P.A. De Génestet’s ‘Boutade’ earlier poem of complaint illustrates the tradition:

Oh land of filth and fog, of vile rain chill and stinging,
A sodden fetid plot of vapours dank and damp,
A vast expanse of mire and blocked roads clogged and clinging,
Brimful of gamps and gout, of toothache and of cramp!

Coming more up to date, Jules Deelder’s 1994 poem, ‘Blues On Tuesday’, continues the poem of complaint tradition:

No cash.
No light.
No speed.

No paper.
No wonder.
No weed.

No bread.
No time.
No idea.

No shit.
No damn.
No gear.

The anthology covers a large field of national poetry splendidly. Its weakness is in the lack of different approaches included after 1960. Some of the more recent poems included tend to fit a prescribed version of modern Dutch poetry, and in fairness the editors note their own limitations in their perspective. Ramsey Nasr’s in ‘The Land Of Kings’, written after an attack on the Royal Family, and published in a national newspaper on 1 May 2009, clearly fits the public tradition of poetic complaint.

I live in a land
where the animal-lover decides
from sheer goodness to shoot a fellow man

I live in a land
where the righteous believer decides
from respect to plant the knife in the heretic

This though is far removed from a considered private poetics and one wonders whether more diverse approaches could have been honoured to achieve a stronger balance.

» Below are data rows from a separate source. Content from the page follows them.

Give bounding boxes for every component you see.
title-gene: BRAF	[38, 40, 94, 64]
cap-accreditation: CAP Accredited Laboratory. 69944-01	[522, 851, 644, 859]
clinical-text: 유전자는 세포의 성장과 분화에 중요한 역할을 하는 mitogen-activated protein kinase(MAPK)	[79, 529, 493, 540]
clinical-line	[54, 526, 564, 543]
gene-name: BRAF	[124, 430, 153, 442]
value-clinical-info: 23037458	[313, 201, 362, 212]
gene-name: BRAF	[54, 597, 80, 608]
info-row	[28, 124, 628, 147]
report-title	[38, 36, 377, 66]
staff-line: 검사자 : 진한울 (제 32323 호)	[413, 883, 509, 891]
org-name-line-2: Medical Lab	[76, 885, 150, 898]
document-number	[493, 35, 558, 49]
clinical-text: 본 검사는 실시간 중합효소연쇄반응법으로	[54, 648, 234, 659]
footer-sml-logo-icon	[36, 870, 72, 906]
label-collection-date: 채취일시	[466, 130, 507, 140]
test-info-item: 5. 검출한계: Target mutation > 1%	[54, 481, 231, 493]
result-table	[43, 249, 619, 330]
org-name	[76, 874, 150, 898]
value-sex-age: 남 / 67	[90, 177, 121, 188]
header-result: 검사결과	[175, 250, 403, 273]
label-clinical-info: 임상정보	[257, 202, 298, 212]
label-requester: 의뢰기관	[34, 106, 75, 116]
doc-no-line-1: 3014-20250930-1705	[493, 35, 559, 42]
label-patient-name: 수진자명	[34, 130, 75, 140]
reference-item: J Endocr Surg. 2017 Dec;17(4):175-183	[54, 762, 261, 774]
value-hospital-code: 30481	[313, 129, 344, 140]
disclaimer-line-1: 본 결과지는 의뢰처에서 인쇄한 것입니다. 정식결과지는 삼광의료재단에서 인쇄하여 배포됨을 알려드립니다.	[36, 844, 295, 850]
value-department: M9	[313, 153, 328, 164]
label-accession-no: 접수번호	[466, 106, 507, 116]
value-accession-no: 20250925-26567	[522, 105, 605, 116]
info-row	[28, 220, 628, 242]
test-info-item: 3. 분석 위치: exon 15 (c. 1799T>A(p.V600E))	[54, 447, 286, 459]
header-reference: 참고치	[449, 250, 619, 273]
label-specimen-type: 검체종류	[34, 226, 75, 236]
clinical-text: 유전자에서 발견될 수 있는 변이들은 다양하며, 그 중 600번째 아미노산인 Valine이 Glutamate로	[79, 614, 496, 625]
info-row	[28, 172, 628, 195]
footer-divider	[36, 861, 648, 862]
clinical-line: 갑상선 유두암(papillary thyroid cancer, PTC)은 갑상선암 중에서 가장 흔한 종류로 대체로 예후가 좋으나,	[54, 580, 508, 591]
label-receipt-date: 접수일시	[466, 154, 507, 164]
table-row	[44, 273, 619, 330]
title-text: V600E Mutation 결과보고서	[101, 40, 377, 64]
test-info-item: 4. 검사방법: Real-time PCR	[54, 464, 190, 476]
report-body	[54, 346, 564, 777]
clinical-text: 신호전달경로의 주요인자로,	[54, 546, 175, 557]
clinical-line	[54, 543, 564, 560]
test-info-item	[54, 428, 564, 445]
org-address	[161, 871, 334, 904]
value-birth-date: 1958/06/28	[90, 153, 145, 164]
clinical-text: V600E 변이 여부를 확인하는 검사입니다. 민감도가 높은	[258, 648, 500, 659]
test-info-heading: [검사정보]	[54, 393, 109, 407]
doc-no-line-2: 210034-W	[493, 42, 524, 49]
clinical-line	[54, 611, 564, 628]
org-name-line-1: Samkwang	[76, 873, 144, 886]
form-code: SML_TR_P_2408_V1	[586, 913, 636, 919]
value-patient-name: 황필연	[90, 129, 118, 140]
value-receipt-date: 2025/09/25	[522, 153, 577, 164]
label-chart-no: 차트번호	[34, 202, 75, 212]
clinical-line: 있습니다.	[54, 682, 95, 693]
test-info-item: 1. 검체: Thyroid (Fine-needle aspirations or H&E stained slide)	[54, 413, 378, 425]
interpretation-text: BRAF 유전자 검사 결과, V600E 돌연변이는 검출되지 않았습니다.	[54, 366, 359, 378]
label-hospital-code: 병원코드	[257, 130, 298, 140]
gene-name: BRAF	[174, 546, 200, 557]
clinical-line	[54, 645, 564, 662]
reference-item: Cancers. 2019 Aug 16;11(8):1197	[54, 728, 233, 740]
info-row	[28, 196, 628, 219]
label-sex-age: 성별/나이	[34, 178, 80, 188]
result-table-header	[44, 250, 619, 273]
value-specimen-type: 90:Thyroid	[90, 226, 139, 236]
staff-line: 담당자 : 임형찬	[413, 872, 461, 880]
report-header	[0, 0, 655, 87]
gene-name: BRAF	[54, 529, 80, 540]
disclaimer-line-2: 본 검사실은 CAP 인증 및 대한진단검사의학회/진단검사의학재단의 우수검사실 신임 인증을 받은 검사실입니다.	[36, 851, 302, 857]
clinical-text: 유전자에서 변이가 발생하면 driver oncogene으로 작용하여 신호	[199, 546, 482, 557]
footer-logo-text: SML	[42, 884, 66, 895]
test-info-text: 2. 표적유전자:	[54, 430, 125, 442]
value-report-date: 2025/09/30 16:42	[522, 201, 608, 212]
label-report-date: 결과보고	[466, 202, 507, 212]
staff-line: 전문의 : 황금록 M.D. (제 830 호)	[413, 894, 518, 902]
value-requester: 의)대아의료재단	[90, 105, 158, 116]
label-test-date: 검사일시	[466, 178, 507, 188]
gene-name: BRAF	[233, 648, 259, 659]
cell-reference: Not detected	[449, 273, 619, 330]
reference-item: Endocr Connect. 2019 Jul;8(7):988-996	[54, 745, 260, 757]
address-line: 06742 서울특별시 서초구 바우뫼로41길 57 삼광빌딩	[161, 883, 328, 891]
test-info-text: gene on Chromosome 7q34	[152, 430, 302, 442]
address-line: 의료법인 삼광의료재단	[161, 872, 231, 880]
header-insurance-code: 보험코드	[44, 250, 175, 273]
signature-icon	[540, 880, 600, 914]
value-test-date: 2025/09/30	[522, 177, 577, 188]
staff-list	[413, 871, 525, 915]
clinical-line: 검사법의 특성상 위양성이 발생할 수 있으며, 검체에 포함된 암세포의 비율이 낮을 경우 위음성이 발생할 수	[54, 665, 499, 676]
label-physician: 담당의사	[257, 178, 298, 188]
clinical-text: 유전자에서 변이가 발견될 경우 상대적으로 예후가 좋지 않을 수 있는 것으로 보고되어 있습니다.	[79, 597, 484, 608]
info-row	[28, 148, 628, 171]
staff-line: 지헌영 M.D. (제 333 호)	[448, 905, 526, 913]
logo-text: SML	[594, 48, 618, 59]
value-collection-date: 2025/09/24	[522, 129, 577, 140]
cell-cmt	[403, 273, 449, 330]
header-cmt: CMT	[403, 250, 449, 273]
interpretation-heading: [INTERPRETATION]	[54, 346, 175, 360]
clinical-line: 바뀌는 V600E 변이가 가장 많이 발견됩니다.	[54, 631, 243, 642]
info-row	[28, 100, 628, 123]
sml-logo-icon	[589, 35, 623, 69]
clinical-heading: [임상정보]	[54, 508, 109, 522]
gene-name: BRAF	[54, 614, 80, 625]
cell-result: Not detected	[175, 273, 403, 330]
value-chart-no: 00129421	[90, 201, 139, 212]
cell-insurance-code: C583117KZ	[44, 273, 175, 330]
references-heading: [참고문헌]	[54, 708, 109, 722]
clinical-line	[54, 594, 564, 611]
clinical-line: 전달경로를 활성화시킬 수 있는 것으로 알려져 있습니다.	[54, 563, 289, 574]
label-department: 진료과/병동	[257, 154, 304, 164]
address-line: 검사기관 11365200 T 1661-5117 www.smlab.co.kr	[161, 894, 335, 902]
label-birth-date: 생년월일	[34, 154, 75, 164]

David Caddy 19th November 2015

3 responses »

  1. Good to read this, David.

    I wonder if you know the work of my poetry translator friend Francis R Jones (who also read Modern Languages at Cambridge, but in the 70s)? He’s published a number of prize-winning translations of modern European poets, eg Ivan Lalic, but some Dutch poets, too, though the only name I can think of right now is Hans Favery…

    And FINALLY I’m resubscribing. Sorry it’s been a while.